The primary outcome being measured was "all-cause hospital admission or death" and secondary endpoints including heart failure related hospital admissions or all-cause death. A nested case control approach was used to evaluate the effects of sitagliptin treatment. Subjects using sitagliptin were compared with those not using sitagliptin in the 90 days before primary outcome of all cause hospital admission or death occurred.

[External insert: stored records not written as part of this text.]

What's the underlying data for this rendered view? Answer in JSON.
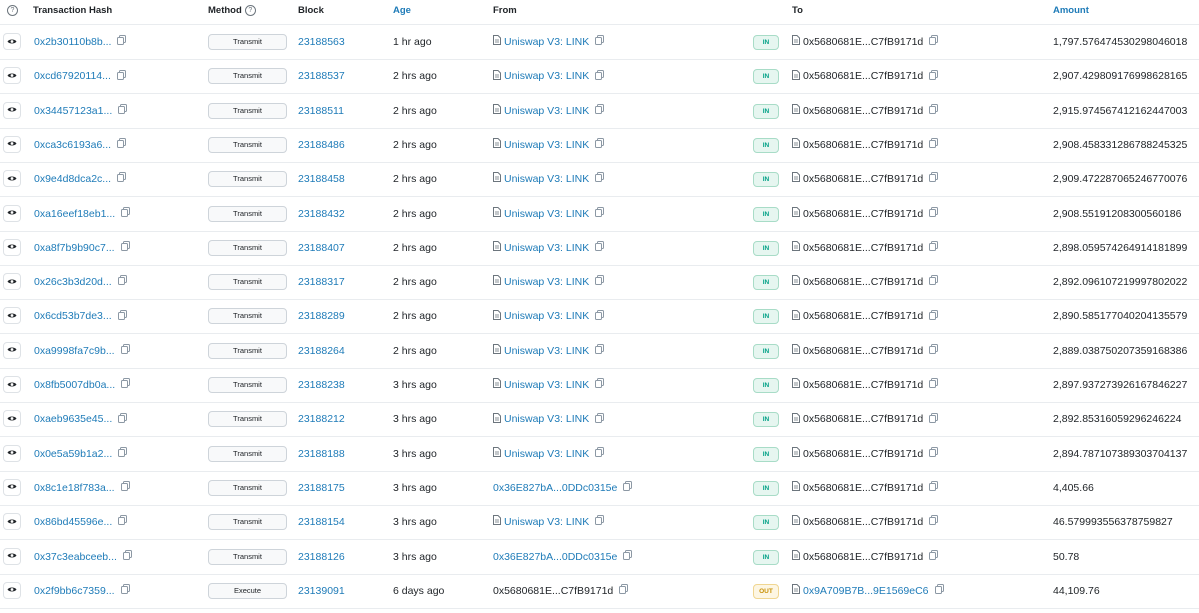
{
  "columns": {
    "hash": "Transaction Hash",
    "method": "Method",
    "block": "Block",
    "age": "Age",
    "from": "From",
    "to": "To",
    "amount": "Amount"
  },
  "rows": [
    {
      "hash": "0x2b30110b8b...",
      "method": "Transmit",
      "block": "23188563",
      "age": "1 hr ago",
      "from": "Uniswap V3: LINK",
      "from_is_contract": true,
      "direction": "IN",
      "to": "0x5680681E...C7fB9171d",
      "amount": "1,797.576474530298046018"
    },
    {
      "hash": "0xcd67920114...",
      "method": "Transmit",
      "block": "23188537",
      "age": "2 hrs ago",
      "from": "Uniswap V3: LINK",
      "from_is_contract": true,
      "direction": "IN",
      "to": "0x5680681E...C7fB9171d",
      "amount": "2,907.429809176998628165"
    },
    {
      "hash": "0x34457123a1...",
      "method": "Transmit",
      "block": "23188511",
      "age": "2 hrs ago",
      "from": "Uniswap V3: LINK",
      "from_is_contract": true,
      "direction": "IN",
      "to": "0x5680681E...C7fB9171d",
      "amount": "2,915.974567412162447003"
    },
    {
      "hash": "0xca3c6193a6...",
      "method": "Transmit",
      "block": "23188486",
      "age": "2 hrs ago",
      "from": "Uniswap V3: LINK",
      "from_is_contract": true,
      "direction": "IN",
      "to": "0x5680681E...C7fB9171d",
      "amount": "2,908.458331286788245325"
    },
    {
      "hash": "0x9e4d8dca2c...",
      "method": "Transmit",
      "block": "23188458",
      "age": "2 hrs ago",
      "from": "Uniswap V3: LINK",
      "from_is_contract": true,
      "direction": "IN",
      "to": "0x5680681E...C7fB9171d",
      "amount": "2,909.472287065246770076"
    },
    {
      "hash": "0xa16eef18eb1...",
      "method": "Transmit",
      "block": "23188432",
      "age": "2 hrs ago",
      "from": "Uniswap V3: LINK",
      "from_is_contract": true,
      "direction": "IN",
      "to": "0x5680681E...C7fB9171d",
      "amount": "2,908.55191208300560186"
    },
    {
      "hash": "0xa8f7b9b90c7...",
      "method": "Transmit",
      "block": "23188407",
      "age": "2 hrs ago",
      "from": "Uniswap V3: LINK",
      "from_is_contract": true,
      "direction": "IN",
      "to": "0x5680681E...C7fB9171d",
      "amount": "2,898.059574264914181899"
    },
    {
      "hash": "0x26c3b3d20d...",
      "method": "Transmit",
      "block": "23188317",
      "age": "2 hrs ago",
      "from": "Uniswap V3: LINK",
      "from_is_contract": true,
      "direction": "IN",
      "to": "0x5680681E...C7fB9171d",
      "amount": "2,892.096107219997802022"
    },
    {
      "hash": "0x6cd53b7de3...",
      "method": "Transmit",
      "block": "23188289",
      "age": "2 hrs ago",
      "from": "Uniswap V3: LINK",
      "from_is_contract": true,
      "direction": "IN",
      "to": "0x5680681E...C7fB9171d",
      "amount": "2,890.585177040204135579"
    },
    {
      "hash": "0xa9998fa7c9b...",
      "method": "Transmit",
      "block": "23188264",
      "age": "2 hrs ago",
      "from": "Uniswap V3: LINK",
      "from_is_contract": true,
      "direction": "IN",
      "to": "0x5680681E...C7fB9171d",
      "amount": "2,889.038750207359168386"
    },
    {
      "hash": "0x8fb5007db0a...",
      "method": "Transmit",
      "block": "23188238",
      "age": "3 hrs ago",
      "from": "Uniswap V3: LINK",
      "from_is_contract": true,
      "direction": "IN",
      "to": "0x5680681E...C7fB9171d",
      "amount": "2,897.937273926167846227"
    },
    {
      "hash": "0xaeb9635e45...",
      "method": "Transmit",
      "block": "23188212",
      "age": "3 hrs ago",
      "from": "Uniswap V3: LINK",
      "from_is_contract": true,
      "direction": "IN",
      "to": "0x5680681E...C7fB9171d",
      "amount": "2,892.85316059296246224"
    },
    {
      "hash": "0x0e5a59b1a2...",
      "method": "Transmit",
      "block": "23188188",
      "age": "3 hrs ago",
      "from": "Uniswap V3: LINK",
      "from_is_contract": true,
      "direction": "IN",
      "to": "0x5680681E...C7fB9171d",
      "amount": "2,894.787107389303704137"
    },
    {
      "hash": "0x8c1e18f783a...",
      "method": "Transmit",
      "block": "23188175",
      "age": "3 hrs ago",
      "from": "0x36E827bA...0DDc0315e",
      "from_is_contract": false,
      "from_is_link": true,
      "direction": "IN",
      "to": "0x5680681E...C7fB9171d",
      "amount": "4,405.66"
    },
    {
      "hash": "0x86bd45596e...",
      "method": "Transmit",
      "block": "23188154",
      "age": "3 hrs ago",
      "from": "Uniswap V3: LINK",
      "from_is_contract": true,
      "direction": "IN",
      "to": "0x5680681E...C7fB9171d",
      "amount": "46.579993556378759827"
    },
    {
      "hash": "0x37c3eabceeb...",
      "method": "Transmit",
      "block": "23188126",
      "age": "3 hrs ago",
      "from": "0x36E827bA...0DDc0315e",
      "from_is_contract": false,
      "from_is_link": true,
      "direction": "IN",
      "to": "0x5680681E...C7fB9171d",
      "amount": "50.78"
    },
    {
      "hash": "0x2f9bb6c7359...",
      "method": "Execute",
      "block": "23139091",
      "age": "6 days ago",
      "from": "0x5680681E...C7fB9171d",
      "from_is_contract": false,
      "from_is_link": false,
      "direction": "OUT",
      "to": "0x9A709B7B...9E1569eC6",
      "to_is_link": true,
      "amount": "44,109.76"
    }
  ],
  "colors": {
    "link": "#1e7bb8",
    "in_badge": "#00a186",
    "out_badge": "#c89004"
  }
}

Of the 7,620 patients included in the study, the primary endpoint occurred in 4,137 patients (54%); 4,076 patients were admitted to the hospital at least once (824 for heart failure) and 408 patients (5.4% died). Upon complete analysis, sitagliptin users were not shown to be at an increased risk for the primary endpoint of all cause hospitalizations or death (7.1% vs. 9.2%); adjusted odds ratio was 0.84 using a 95% confidence interval. However, sitagliptin was associated with an increased risk of heart failure associated hospitalizations (12.5% vs 9.0%; odds ratio 1.84).

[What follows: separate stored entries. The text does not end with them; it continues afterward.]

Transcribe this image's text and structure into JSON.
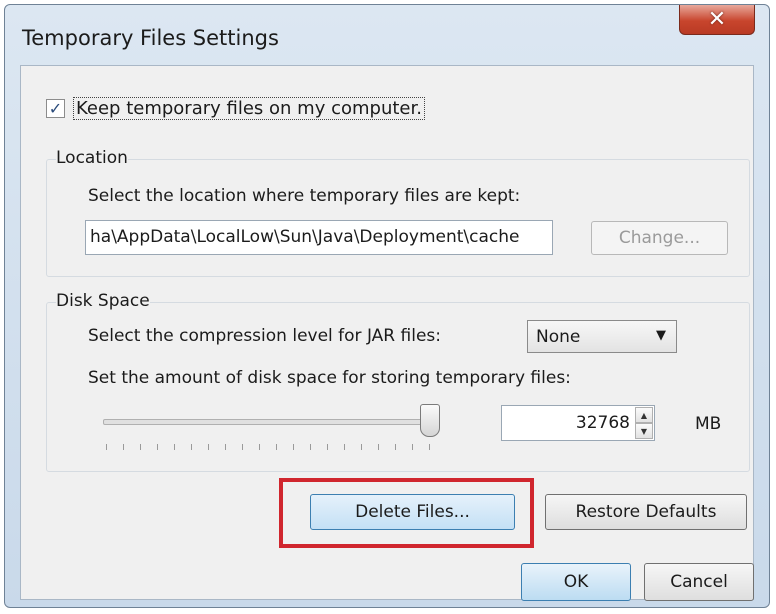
{
  "window": {
    "title": "Temporary Files Settings",
    "close_glyph": "✕"
  },
  "keep_files": {
    "checked": true,
    "check_glyph": "✓",
    "label": "Keep temporary files on my computer."
  },
  "location": {
    "title": "Location",
    "prompt": "Select the location where temporary files are kept:",
    "path": "ha\\AppData\\LocalLow\\Sun\\Java\\Deployment\\cache",
    "change_label": "Change..."
  },
  "disk_space": {
    "title": "Disk Space",
    "compression_prompt": "Select the compression level for JAR files:",
    "compression_value": "None",
    "dropdown_glyph": "▼",
    "amount_prompt": "Set the amount of disk space for storing temporary files:",
    "slider_level": 1.0,
    "amount_value": "32768",
    "spin_up": "▲",
    "spin_down": "▼",
    "unit": "MB"
  },
  "actions": {
    "delete_label": "Delete Files...",
    "restore_label": "Restore Defaults"
  },
  "footer": {
    "ok_label": "OK",
    "cancel_label": "Cancel"
  },
  "colors": {
    "highlight": "#d0262e",
    "close": "#c8452d"
  }
}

The increase in heart failure events with sitagliptin use is likely clinically relevant, resulting in a number needed to harm of 29, and may have implications for choice of add-on therapy for patients with heart failure and diabetes.

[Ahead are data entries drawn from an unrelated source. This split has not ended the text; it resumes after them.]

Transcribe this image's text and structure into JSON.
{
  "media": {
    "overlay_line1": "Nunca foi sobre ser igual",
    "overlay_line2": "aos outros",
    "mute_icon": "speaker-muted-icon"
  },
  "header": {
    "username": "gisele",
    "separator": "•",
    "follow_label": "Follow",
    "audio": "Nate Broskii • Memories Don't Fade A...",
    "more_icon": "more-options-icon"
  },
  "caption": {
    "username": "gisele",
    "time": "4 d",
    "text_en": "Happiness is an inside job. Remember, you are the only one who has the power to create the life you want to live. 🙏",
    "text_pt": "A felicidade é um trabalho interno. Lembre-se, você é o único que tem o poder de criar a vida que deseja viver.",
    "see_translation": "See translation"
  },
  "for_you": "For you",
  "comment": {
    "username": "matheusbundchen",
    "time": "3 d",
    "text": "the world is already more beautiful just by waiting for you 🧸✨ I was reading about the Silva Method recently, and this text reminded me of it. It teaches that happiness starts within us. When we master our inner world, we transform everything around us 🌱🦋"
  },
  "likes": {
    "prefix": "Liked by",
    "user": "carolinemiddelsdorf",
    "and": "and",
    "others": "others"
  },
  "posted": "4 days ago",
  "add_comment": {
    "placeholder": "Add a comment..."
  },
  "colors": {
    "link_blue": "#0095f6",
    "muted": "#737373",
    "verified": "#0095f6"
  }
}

- DPP-4 inhibitors have recently been shown to improve cardiovascular risk factors, including LDL, HDL and blood pressure
- Sitagliptin users were not shown to be at an increased risk for the primary endpoint of all cause hospitalizations or death (7.1% vs. 9.2%)
- Sitagliptin was associated with an increased risk of heart failure associated hospitalizations (12.5% vs 9.0%)
Weir, Daniala L., McAlister, Finlay MD., Senthilselvan, Ambikaipakan PhD, et al. Sitagliptin Use in Patients with Diabetes and Heart Failure: A Population-Based Retrospective Cohort Study. JACC: Heart Failure. June 25, 2014.